Menginjakkan kaki di Istanbul saya harus mengacungkan jempol.  Kotanya bersih, tamannya sangat bagus dan dipenuhi dengan berbagai macam bunga.  Bunga tulip yang sedang mekar tampak sangat indah. Konon setiap tahun, pemerintah kota Istanbul menanam bunga tulip tidak kurang dari 6,6 juta batang untuk mempercantik kota.  Transportasi macet mirip Jakarta dan Surabaya.  Hanya bedanya ada trem yang menolong masyarakat yang harus bepergian dengan tergesa-gesa dalam kota.

Menunjungi peninggalan kesultanan Otoman, Hagia Sophia, Masjid Biru, Masjid Ayub, Masjid Sulaimania membuat saya semakin terkagum.  Peninggalan sejarah itu terpelihara baik dan dijaga keasliannya.  Pengelolaan wisata religi dengan pengunjung ribuan orang juga dilakukan dengan baik.  Tampaknya pariwisara religi telah dikelola dengan bagus dan ditunjang dengan penyediaan sarana dan prasarana yang bagus pula.  Tidak mengherankan jika pengunjungnya ribuan orang dan sampai harus antre panjang untuk masuk.

Ketika berkunjung ke grand bazaar, semacam pertokoan tempat membeli oleh-oleh saya juga kagum.  Saya tidak menemukan penjual yang bukan orang Turki.  Pertokoan sederhana (tidak seperti mal di Indonesia) tetapi mirip dengan Pasar Turi.  Hanya berlantai satu dan konon didirikan abad ke 16. Bersih dan pengaturannya rapi.
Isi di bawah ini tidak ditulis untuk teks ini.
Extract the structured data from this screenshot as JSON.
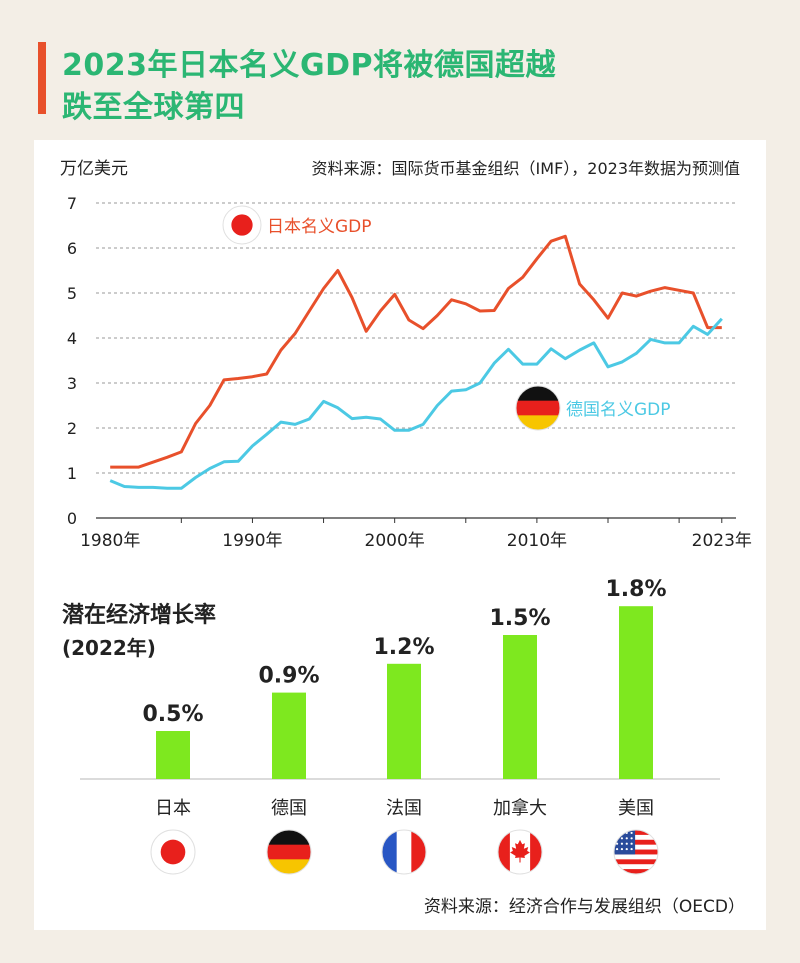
{
  "header": {
    "title_line1": "2023年日本名义GDP将被德国超越",
    "title_line2": "跌至全球第四"
  },
  "colors": {
    "japan": "#e8502b",
    "germany": "#4cc9e4",
    "bar": "#7ee81f",
    "title": "#2bb673",
    "accent": "#e8502b"
  },
  "chart_data": [
    {
      "type": "line",
      "unit_label": "万亿美元",
      "source": "资料来源：国际货币基金组织（IMF），2023年数据为预测值",
      "ylim": [
        0,
        7
      ],
      "yticks": [
        "0",
        "1",
        "2",
        "3",
        "4",
        "5",
        "6",
        "7"
      ],
      "xlim": [
        1979,
        2024
      ],
      "xticks": [
        {
          "x": 1980,
          "label": "1980年"
        },
        {
          "x": 1990,
          "label": "1990年"
        },
        {
          "x": 2000,
          "label": "2000年"
        },
        {
          "x": 2010,
          "label": "2010年"
        },
        {
          "x": 2023,
          "label": "2023年"
        }
      ],
      "grid": true,
      "series": [
        {
          "name": "日本名义GDP",
          "icon": "japan-flag-icon",
          "x": [
            1980,
            1981,
            1982,
            1983,
            1984,
            1985,
            1986,
            1987,
            1988,
            1989,
            1990,
            1991,
            1992,
            1993,
            1994,
            1995,
            1996,
            1997,
            1998,
            1999,
            2000,
            2001,
            2002,
            2003,
            2004,
            2005,
            2006,
            2007,
            2008,
            2009,
            2010,
            2011,
            2012,
            2013,
            2014,
            2015,
            2016,
            2017,
            2018,
            2019,
            2020,
            2021,
            2022,
            2023
          ],
          "values": [
            1.13,
            1.13,
            1.13,
            1.24,
            1.35,
            1.47,
            2.1,
            2.5,
            3.07,
            3.1,
            3.14,
            3.2,
            3.73,
            4.1,
            4.6,
            5.1,
            5.5,
            4.9,
            4.15,
            4.6,
            4.97,
            4.4,
            4.21,
            4.5,
            4.85,
            4.76,
            4.6,
            4.61,
            5.1,
            5.35,
            5.76,
            6.15,
            6.26,
            5.2,
            4.85,
            4.44,
            5.0,
            4.93,
            5.04,
            5.12,
            5.06,
            5.0,
            4.23,
            4.23
          ]
        },
        {
          "name": "德国名义GDP",
          "icon": "germany-flag-icon",
          "x": [
            1980,
            1981,
            1982,
            1983,
            1984,
            1985,
            1986,
            1987,
            1988,
            1989,
            1990,
            1991,
            1992,
            1993,
            1994,
            1995,
            1996,
            1997,
            1998,
            1999,
            2000,
            2001,
            2002,
            2003,
            2004,
            2005,
            2006,
            2007,
            2008,
            2009,
            2010,
            2011,
            2012,
            2013,
            2014,
            2015,
            2016,
            2017,
            2018,
            2019,
            2020,
            2021,
            2022,
            2023
          ],
          "values": [
            0.83,
            0.7,
            0.68,
            0.68,
            0.66,
            0.66,
            0.9,
            1.1,
            1.25,
            1.26,
            1.6,
            1.86,
            2.13,
            2.08,
            2.2,
            2.59,
            2.45,
            2.21,
            2.24,
            2.2,
            1.95,
            1.95,
            2.08,
            2.5,
            2.82,
            2.85,
            3.0,
            3.44,
            3.75,
            3.42,
            3.42,
            3.76,
            3.54,
            3.73,
            3.89,
            3.36,
            3.47,
            3.66,
            3.97,
            3.89,
            3.89,
            4.26,
            4.08,
            4.43
          ]
        }
      ]
    },
    {
      "type": "bar",
      "title": "潜在经济增长率",
      "subtitle": "(2022年)",
      "ylim": [
        0,
        2.0
      ],
      "categories": [
        "日本",
        "德国",
        "法国",
        "加拿大",
        "美国"
      ],
      "values": [
        0.5,
        0.9,
        1.2,
        1.5,
        1.8
      ],
      "value_labels": [
        "0.5%",
        "0.9%",
        "1.2%",
        "1.5%",
        "1.8%"
      ],
      "flags": [
        "japan-flag-icon",
        "germany-flag-icon",
        "france-flag-icon",
        "canada-flag-icon",
        "usa-flag-icon"
      ],
      "source": "资料来源：经济合作与发展组织（OECD）"
    }
  ]
}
Yang dijual sangat beragam, tetapi sepertinya memang dikhususkan untuk oleh-oleh (sovernir) bagi wisatawan.

Kalau ada yang kurang pas menurut saya adalah pengaturan masuk masjid.  Di Istanbul masjid-masjid bersejarah berfungsi untuk tempat ibadah, sekaligus untuk tujuan wisata.  Masjid Biru, Masjid Ayub, Masjid Sulaimania berfungsi ganda semacam itu.  Kita dapat sholat di masjid tersebut, tetapi pengunjung non-muslim juga boleh masuk.  Nah, pintu masuknya menjadi satu dan antre, sehingga menjadi “kurang nyaman” bagi orang yang akan sholat.  Bagi yang belum terbiasa, seperti aneh.  Sementara ada orang sholat, tetapi disekitarnya banyak wisatawan yang melihat-lihat masjid.  Mungkin juga ada yang melihat orang sholat.
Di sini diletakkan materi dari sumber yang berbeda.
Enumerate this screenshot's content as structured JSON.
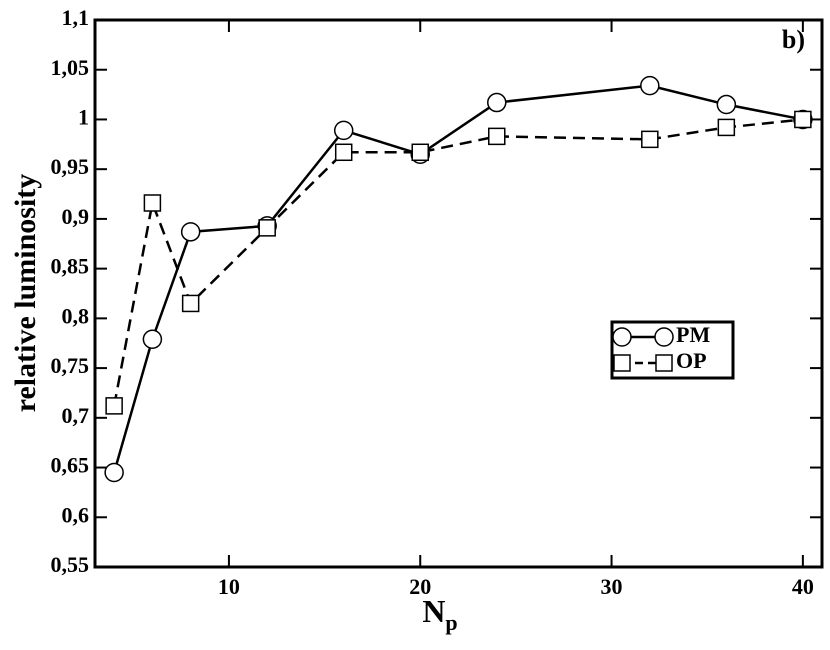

Di pelataran halaman atau sekitar tempat wisata tersebut banyak “penjual asongan”, yang menawarkan kaos, souvenir, jaket dan sebagainya.  Yang menarik perhatian saya adalah beberapa anak remaja kecil berumur sekitar 12-15 tahunan menawarkan gasing.  Dengan lincahnya beberapa anak itu mendemonstrasikan cara bermain gasing turki sambil menawarkan: “one lira-one lira”. Beberapa anak menurunkan tawarannya: “five lira for six.”  Cara menawarkan sangat agresif dan tampak sudah terlatih.  Demikian pula cara memainkan gasing.
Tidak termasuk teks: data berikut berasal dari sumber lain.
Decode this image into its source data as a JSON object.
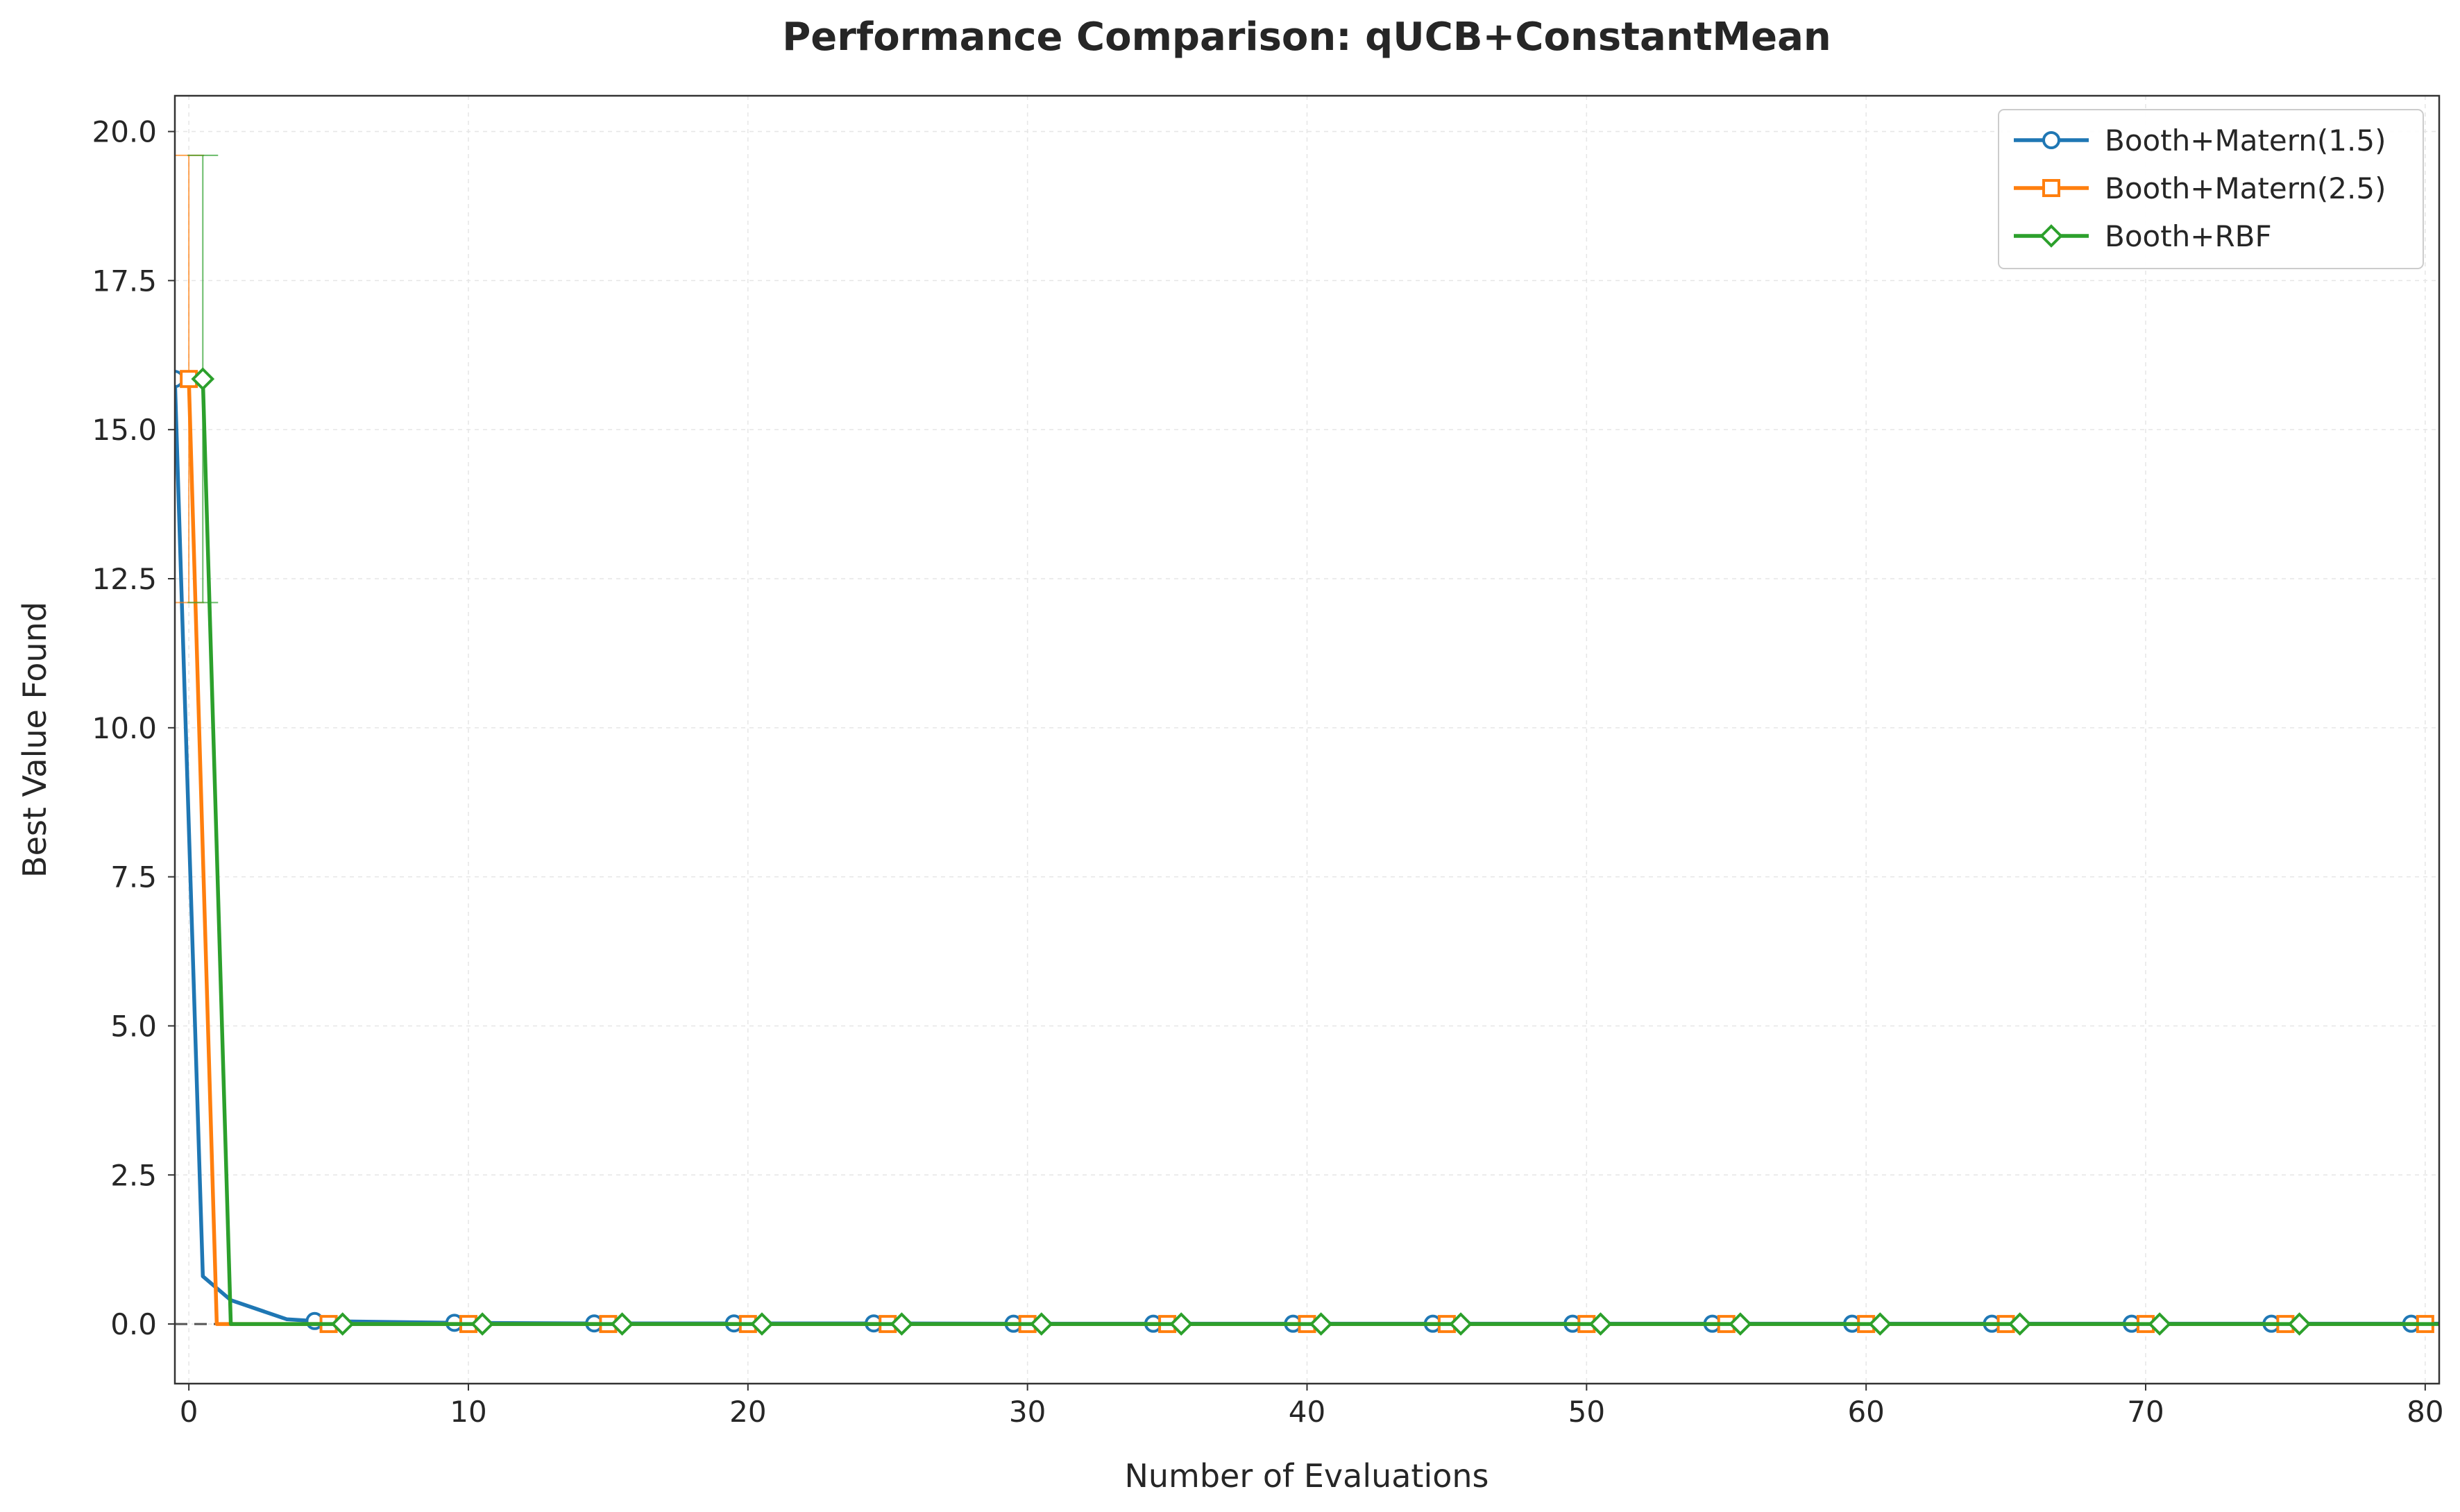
{
  "chart_data": {
    "type": "line",
    "title": "Performance Comparison: qUCB+ConstantMean",
    "xlabel": "Number of Evaluations",
    "ylabel": "Best Value Found",
    "xlim": [
      -0.5,
      80.5
    ],
    "ylim": [
      -1.0,
      20.6
    ],
    "xticks": [
      0,
      10,
      20,
      30,
      40,
      50,
      60,
      70,
      80
    ],
    "xtick_labels": [
      "0",
      "10",
      "20",
      "30",
      "40",
      "50",
      "60",
      "70",
      "80"
    ],
    "yticks": [
      0.0,
      2.5,
      5.0,
      7.5,
      10.0,
      12.5,
      15.0,
      17.5,
      20.0
    ],
    "ytick_labels": [
      "0.0",
      "2.5",
      "5.0",
      "7.5",
      "10.0",
      "12.5",
      "15.0",
      "17.5",
      "20.0"
    ],
    "grid": true,
    "legend_position": "top-right",
    "reference_line": {
      "y": 0,
      "style": "dashed",
      "color": "#555555"
    },
    "series": [
      {
        "name": "Booth+Matern(1.5)",
        "color": "#1f77b4",
        "marker": "circle",
        "x": [
          -0.5,
          0.5,
          1.5,
          3.5,
          4.5,
          9.5,
          14.5,
          19.5,
          24.5,
          29.5,
          34.5,
          39.5,
          44.5,
          49.5,
          54.5,
          59.5,
          64.5,
          69.5,
          74.5,
          79.5,
          80.5
        ],
        "y": [
          15.85,
          0.8,
          0.4,
          0.08,
          0.05,
          0.02,
          0.01,
          0.01,
          0.01,
          0.005,
          0.005,
          0.005,
          0.005,
          0.005,
          0.005,
          0.005,
          0.005,
          0.005,
          0.005,
          0.005,
          0.005
        ],
        "markers_x": [
          -0.5,
          4.5,
          9.5,
          14.5,
          19.5,
          24.5,
          29.5,
          34.5,
          39.5,
          44.5,
          49.5,
          54.5,
          59.5,
          64.5,
          69.5,
          74.5,
          79.5
        ]
      },
      {
        "name": "Booth+Matern(2.5)",
        "color": "#ff7f0e",
        "marker": "square",
        "x": [
          0.0,
          1.0,
          5.0,
          10.0,
          15.0,
          20.0,
          25.0,
          30.0,
          35.0,
          40.0,
          45.0,
          50.0,
          55.0,
          60.0,
          65.0,
          70.0,
          75.0,
          80.0
        ],
        "y": [
          15.85,
          0.0,
          0.0,
          0.0,
          0.0,
          0.0,
          0.0,
          0.0,
          0.0,
          0.0,
          0.0,
          0.0,
          0.0,
          0.0,
          0.0,
          0.0,
          0.0,
          0.0
        ],
        "markers_x": [
          0.0,
          5.0,
          10.0,
          15.0,
          20.0,
          25.0,
          30.0,
          35.0,
          40.0,
          45.0,
          50.0,
          55.0,
          60.0,
          65.0,
          70.0,
          75.0,
          80.0
        ],
        "error_bars": [
          {
            "x": 0.0,
            "low": 12.1,
            "high": 19.6
          }
        ]
      },
      {
        "name": "Booth+RBF",
        "color": "#2ca02c",
        "marker": "diamond",
        "x": [
          0.5,
          1.5,
          5.5,
          10.5,
          15.5,
          20.5,
          25.5,
          30.5,
          35.5,
          40.5,
          45.5,
          50.5,
          55.5,
          60.5,
          65.5,
          70.5,
          75.5,
          80.5
        ],
        "y": [
          15.85,
          0.0,
          0.0,
          0.0,
          0.0,
          0.0,
          0.0,
          0.0,
          0.0,
          0.0,
          0.0,
          0.0,
          0.0,
          0.0,
          0.0,
          0.0,
          0.0,
          0.0
        ],
        "markers_x": [
          0.5,
          5.5,
          10.5,
          15.5,
          20.5,
          25.5,
          30.5,
          35.5,
          40.5,
          45.5,
          50.5,
          55.5,
          60.5,
          65.5,
          70.5,
          75.5
        ],
        "error_bars": [
          {
            "x": 0.5,
            "low": 12.1,
            "high": 19.6
          }
        ]
      }
    ]
  }
}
Fenomena itu terjadi di beberapa tempat, sehingga membuat saya bertanya-tanya.  Apakah mereka sedang berjualan betulan.  Artinya mereka berkerja untuk mencari uang dengan berdagang gasing?  Melihat pakaian dan bersihnya anak-anak tersebut, saya menduga mereka dari keluarga cukup berada.  Karena berbeda dengan pedagang asongan dewasa yang sepertinya memang sedang mencari uang.  Bahasa Inggris anak-anak itu juga cukup fasih.  Sayang, saya tidak sempat bertanya kepada mereka karena mereka sibuk menawarkan dagangan dan saya juga tidak punya waktu banyak.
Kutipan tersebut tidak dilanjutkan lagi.